I'd offer an opinion but got no idea what you're talking about. Please provide some links or photos or spec sheets.

major


----------



## Kevin Sharpe (Jul 4, 2011)

major said:


> Please provide some links or photos or spec sheets.


I think this is it;

https://www.rover.com.au/battery-powered/core-mower-kit.html


----------



## major (Apr 4, 2008)

Kevin Sharpe said:


> I think this is it;
> 
> https://www.rover.com.au/battery-powered/core-mower-kit.html


Thanks. Doesn't say anything about the motor except 40V. "CORE" is just some marketing BS label to sound technical and doesn't mean a thing to me.

pop,

I'd shop around before buying that model. I noticed this Greenworks mower. It has much more detail. Has an 80V system at the same Ah (4). Just one battery where the Rover comes with 2, but just uses one at a time from the way I understand the description. So at same C-rate, Greenworks model would have twice the power, depending on the motor. And on the motor, Rover is unknown. Could be a brushed PM with a wham slam thankyou mam switch control. The Greenworks specifies a brushless motor, therefore it has a controller and can limit starting current and overloads and likely thermal. https://m.costco.com/Greenworks-80v,-21-inch-Steel-Deck-Mower.product.100353466.html

I'm in no way endorsing any product here and have no financial interest in any related company. Just saying.
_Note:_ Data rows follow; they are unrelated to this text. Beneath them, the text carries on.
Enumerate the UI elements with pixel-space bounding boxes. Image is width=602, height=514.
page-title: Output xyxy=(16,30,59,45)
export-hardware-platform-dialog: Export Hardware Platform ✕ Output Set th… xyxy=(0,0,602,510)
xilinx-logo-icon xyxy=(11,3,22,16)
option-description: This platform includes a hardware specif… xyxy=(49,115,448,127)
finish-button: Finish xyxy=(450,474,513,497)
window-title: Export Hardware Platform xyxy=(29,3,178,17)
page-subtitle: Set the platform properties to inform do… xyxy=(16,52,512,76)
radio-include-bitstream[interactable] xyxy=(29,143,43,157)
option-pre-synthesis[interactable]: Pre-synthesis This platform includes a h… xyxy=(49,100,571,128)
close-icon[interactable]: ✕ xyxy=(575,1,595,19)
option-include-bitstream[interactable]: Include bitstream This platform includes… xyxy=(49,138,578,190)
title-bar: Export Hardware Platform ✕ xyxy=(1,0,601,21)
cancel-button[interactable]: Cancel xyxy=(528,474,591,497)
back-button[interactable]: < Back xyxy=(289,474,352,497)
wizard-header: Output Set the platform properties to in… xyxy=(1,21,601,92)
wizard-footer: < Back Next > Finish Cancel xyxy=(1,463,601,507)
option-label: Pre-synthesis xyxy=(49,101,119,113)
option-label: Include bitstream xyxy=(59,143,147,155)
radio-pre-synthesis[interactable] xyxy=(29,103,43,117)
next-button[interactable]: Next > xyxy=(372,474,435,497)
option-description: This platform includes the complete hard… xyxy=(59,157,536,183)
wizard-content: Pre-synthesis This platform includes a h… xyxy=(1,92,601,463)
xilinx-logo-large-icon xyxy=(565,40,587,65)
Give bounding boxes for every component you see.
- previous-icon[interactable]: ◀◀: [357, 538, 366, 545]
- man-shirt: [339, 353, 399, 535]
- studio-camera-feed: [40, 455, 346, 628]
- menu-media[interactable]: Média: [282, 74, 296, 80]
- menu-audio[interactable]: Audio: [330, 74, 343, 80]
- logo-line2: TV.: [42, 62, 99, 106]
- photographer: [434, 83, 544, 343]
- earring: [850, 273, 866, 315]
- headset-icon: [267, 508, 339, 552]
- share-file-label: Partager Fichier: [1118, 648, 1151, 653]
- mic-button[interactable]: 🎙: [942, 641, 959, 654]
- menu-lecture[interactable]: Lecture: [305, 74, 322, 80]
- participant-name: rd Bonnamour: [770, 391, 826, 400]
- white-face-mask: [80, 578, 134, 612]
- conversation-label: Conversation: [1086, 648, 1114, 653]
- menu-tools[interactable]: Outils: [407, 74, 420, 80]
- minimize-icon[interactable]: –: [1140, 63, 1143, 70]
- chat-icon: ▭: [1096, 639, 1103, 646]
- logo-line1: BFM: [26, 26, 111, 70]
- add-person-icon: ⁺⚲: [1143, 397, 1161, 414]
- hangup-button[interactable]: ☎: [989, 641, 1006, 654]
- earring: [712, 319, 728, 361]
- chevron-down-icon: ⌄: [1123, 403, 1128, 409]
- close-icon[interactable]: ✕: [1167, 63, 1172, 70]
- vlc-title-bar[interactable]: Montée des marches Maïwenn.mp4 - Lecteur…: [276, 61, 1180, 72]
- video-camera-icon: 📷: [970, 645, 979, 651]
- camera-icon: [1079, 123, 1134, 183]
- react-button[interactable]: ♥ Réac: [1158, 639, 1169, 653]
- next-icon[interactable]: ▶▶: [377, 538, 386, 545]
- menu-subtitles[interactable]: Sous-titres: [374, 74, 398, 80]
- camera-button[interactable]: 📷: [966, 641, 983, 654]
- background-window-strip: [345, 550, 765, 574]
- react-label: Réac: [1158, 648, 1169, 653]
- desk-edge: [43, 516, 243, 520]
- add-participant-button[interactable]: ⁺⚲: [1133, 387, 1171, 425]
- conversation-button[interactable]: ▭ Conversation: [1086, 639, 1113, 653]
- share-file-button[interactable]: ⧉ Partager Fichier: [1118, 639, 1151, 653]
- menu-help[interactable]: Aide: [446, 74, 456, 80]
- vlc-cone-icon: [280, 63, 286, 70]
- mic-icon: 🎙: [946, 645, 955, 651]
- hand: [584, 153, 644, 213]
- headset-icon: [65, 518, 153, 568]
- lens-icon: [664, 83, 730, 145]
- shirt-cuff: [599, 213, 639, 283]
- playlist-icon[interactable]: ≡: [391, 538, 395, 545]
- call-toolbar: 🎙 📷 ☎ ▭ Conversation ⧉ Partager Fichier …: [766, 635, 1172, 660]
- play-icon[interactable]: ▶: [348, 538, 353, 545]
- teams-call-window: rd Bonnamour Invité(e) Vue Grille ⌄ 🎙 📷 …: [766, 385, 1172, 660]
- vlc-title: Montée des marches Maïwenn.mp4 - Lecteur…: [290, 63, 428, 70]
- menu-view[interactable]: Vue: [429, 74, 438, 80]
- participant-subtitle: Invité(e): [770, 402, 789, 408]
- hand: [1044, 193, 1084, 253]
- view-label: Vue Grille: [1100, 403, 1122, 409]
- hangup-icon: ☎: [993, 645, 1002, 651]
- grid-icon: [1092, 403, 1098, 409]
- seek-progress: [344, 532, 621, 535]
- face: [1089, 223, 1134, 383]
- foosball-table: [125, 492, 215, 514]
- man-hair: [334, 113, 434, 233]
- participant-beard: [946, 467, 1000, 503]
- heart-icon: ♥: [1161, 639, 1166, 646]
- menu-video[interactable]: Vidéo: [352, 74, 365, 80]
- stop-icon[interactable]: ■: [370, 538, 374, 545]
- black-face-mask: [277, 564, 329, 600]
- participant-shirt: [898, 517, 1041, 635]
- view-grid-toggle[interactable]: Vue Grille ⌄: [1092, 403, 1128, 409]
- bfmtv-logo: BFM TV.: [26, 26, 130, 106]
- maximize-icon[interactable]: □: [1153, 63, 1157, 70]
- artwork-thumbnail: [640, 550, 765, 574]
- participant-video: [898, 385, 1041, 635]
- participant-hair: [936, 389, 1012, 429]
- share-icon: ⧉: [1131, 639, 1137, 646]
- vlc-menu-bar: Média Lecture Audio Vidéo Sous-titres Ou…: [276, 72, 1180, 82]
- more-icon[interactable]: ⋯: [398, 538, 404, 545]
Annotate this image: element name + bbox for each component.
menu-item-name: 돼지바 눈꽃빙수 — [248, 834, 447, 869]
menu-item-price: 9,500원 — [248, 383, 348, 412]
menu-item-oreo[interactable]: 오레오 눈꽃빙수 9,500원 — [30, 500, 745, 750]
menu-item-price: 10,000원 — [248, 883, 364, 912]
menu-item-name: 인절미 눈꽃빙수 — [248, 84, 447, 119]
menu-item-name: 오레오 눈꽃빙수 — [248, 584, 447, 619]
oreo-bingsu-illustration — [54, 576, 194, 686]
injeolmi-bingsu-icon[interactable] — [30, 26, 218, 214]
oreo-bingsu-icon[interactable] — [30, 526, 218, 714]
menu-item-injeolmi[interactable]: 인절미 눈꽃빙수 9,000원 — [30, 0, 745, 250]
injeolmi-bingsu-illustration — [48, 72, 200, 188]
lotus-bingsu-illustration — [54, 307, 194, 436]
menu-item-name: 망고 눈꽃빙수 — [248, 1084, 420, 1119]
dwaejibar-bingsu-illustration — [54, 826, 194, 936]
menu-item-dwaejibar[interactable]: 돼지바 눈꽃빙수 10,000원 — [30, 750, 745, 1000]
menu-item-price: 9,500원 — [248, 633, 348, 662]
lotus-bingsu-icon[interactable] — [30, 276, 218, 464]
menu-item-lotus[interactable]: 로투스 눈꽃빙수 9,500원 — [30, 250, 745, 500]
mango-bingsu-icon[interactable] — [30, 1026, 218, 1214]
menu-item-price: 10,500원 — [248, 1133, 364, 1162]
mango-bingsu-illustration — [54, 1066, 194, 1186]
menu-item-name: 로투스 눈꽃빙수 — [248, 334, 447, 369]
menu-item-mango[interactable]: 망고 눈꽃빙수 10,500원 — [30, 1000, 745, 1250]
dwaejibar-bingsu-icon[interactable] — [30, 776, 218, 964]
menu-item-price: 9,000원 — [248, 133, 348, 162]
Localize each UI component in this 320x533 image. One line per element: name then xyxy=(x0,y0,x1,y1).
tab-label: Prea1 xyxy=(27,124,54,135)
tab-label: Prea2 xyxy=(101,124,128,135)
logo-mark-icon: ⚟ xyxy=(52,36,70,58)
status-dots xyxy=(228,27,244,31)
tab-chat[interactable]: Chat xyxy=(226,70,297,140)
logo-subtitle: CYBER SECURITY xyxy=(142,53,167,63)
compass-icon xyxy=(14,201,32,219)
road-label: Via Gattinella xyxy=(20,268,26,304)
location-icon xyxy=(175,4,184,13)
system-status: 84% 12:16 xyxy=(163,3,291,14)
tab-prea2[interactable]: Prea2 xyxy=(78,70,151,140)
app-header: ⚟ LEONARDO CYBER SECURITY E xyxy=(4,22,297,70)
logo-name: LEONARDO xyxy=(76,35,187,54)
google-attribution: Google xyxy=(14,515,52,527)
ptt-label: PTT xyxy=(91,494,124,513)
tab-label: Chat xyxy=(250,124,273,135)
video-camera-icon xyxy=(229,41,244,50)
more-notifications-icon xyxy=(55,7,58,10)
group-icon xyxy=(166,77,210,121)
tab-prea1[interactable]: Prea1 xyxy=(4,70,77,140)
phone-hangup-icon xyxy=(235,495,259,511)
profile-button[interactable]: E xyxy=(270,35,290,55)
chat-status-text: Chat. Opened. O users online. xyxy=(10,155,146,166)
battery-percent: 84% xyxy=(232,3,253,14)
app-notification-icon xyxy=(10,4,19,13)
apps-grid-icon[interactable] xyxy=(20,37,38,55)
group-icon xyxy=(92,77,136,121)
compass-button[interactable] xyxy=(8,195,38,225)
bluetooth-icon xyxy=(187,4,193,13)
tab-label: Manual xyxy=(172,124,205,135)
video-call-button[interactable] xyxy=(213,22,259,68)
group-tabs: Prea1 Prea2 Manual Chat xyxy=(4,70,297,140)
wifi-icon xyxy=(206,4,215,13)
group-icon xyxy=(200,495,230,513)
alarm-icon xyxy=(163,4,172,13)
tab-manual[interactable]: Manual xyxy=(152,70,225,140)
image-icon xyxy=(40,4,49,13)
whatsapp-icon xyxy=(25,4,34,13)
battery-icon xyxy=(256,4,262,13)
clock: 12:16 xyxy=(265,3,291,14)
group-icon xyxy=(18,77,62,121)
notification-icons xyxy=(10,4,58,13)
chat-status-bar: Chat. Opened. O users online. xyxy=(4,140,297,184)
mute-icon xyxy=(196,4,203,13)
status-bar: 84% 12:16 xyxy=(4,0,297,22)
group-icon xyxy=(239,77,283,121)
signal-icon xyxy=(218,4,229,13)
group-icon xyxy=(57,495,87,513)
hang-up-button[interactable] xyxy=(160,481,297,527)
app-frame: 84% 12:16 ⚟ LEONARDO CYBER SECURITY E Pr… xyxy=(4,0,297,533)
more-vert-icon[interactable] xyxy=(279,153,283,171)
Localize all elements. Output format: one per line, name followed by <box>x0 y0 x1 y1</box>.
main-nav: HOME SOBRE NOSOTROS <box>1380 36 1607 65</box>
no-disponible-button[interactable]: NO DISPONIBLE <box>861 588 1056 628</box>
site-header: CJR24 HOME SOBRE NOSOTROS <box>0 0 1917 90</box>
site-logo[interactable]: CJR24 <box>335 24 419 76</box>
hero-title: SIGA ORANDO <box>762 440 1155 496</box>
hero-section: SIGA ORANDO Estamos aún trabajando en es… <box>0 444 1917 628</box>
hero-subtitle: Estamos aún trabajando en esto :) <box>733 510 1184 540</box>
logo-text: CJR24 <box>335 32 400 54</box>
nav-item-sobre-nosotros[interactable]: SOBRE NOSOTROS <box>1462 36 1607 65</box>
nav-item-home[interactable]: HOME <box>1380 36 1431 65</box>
I've gone to lithium powered string trimmers, bush trimmers, small chain saws (pole saw) and other small powered yard tools mainly because I hate engines so much. Most of these work well. I have not jumped into electric for my main two acres yet. So I'm interested in these mowers and willing to provide opinions if you do the legwork to find and link the specs.

Regards,

major


----------



## poprock (Apr 29, 2010)

Hope these upload


----------



## poprock (Apr 29, 2010)

Try again. maybe this time


----------



## poprock (Apr 29, 2010)

third time lucky


----------



## major (Apr 4, 2008)

Kevin Sharpe said:


> I think this is it;
> 
> https://www.rover.com.au/battery-powered/core-mower-kit.html


Well at least the CORE motor is brushless. But I would not think that printed circuit stator sandwiched between two magnets would stand up to the riggers of blade drive very well. 

I wonder if there has been any independent comparative testing, like consumers reports used to do. 

major


----------



## poprock (Apr 29, 2010)

This is the trimmer. Motor is the head with bump feed line and auto loading line.


----------



## sjd.aliyan (Jan 17, 2018)

Usually this kind of motors dont have much torque but very high speed.
As you might see they used this motor for cutting lawn.
If you like this kind of motor you better look at lynch motors.
They are axial flux permanent magnet brushed dc with very high efficiency over 92%


----------



## brian_ (Feb 7, 2017)

major said:


> Well at least the CORE motor is brushless. But I would not think that printed circuit stator sandwiched between two magnets would stand up to the riggers of blade drive very well.


I noticed the same construction details in this axial-flux design, but my concern would be the ability to handle sustained load... surely the PC board isn't great for conducting heat from the stator. Maybe the high speed pumps enough air radially through the gap to handle cooling?

On the other hand, I find my lithium-battery string trimmer works very well, and I have no idea how the motor is constructed - it might be the same. I'm not about to tear it apart to find out, as long as it works!


----------